I saw this quote today and it resonated with me. I definitely can use this sentiment right now. There are times in everyone’s life when you get down on yourself or your performance. In my case, it happens when I’m working behind the chair, when a hair color doesn’t turn out the way I envisioned.
I’m mostly referring to those hair color jobs that are not your average root touch up or balayage highlighting service; I’m talking about color corrections. Those previously colored heads of hair that require multiple services, multiple technique combinations, lengthy hours and thoughtful execution to transform them from undesirable into amazing.
The task is like trying to figure out a puzzle in which there are several right answers and its up to me to predict the best ones. I really love the challenge and the thought that is involved in theses processes, although they are exhausting to perform. When I feel I’ve nailed the outcome, it can be extremely uplifting. However, on those, thankfully, rare occasions I do not feel happy with my work, it can actually be devastating.
I had one of those experiences recently.
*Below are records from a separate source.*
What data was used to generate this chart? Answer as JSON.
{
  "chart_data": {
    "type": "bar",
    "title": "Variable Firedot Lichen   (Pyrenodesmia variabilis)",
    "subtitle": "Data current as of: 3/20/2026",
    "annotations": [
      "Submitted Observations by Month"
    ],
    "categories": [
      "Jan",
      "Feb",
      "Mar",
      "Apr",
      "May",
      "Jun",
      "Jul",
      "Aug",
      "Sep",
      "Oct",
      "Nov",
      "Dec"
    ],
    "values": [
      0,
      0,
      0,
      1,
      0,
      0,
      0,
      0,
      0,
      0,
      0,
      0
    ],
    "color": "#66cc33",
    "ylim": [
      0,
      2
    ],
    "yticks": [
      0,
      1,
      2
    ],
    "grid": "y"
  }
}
She was a new client who wanted a complete color change, had damaged hair and had very high hopes for her appointment with me. We had to do three different processes, a treatment and a haircut that took a total of 6hrs and cost about $350. At the end of her appointment, my client said she was happy and thanked me for my time, but I couldn’t help feel like we weren’t finished. If I could just do a little more, if I had some more time or maybe if I had done a step differently, I would feel like the job was compete.
When something doesn’t turn out perfectly, we all tend to feel our failures. And man, did I feel it. I went home at the end of the day and thought about my work. I went over everything I did to her hair, replaying the whole 6 hour appointment in my head. I laid in bed that night continuing to think about it. I pin-pointed a step that I decided I could have done differently, and envisioned myself executing it, over and over. I couldn’t fall asleep for hours, but once I did, I began to dream about painting hair color on her roots and combing it through, then foiling her ends with bleach & 20V. I woke up tired, pissed off and disappointed. I felt bad for my client whom had had so much confidence in me and now I didn't have confidence in myself. Am I a terrible stylist? Does she think I’m a terrible stylist? Should I just quit my job and lay in bed everyday thinking about what a terrible stylist I am?
And just now I came across this quote. It reminded me that yes, there will be times when I feel like I’ve failed. There will be times I feel like I could’ve done better and I need to work on my skills. And that’s a good thing! The feeling that I need to become better pushes me toward taking more classes, getting more education and expanding my skill set. It pushes me to learn. So I guess, ultimately, no matter how down we all may get when we feel our short comings, it’s important to keep in mind that a it’s those short comings that project us to our future successes.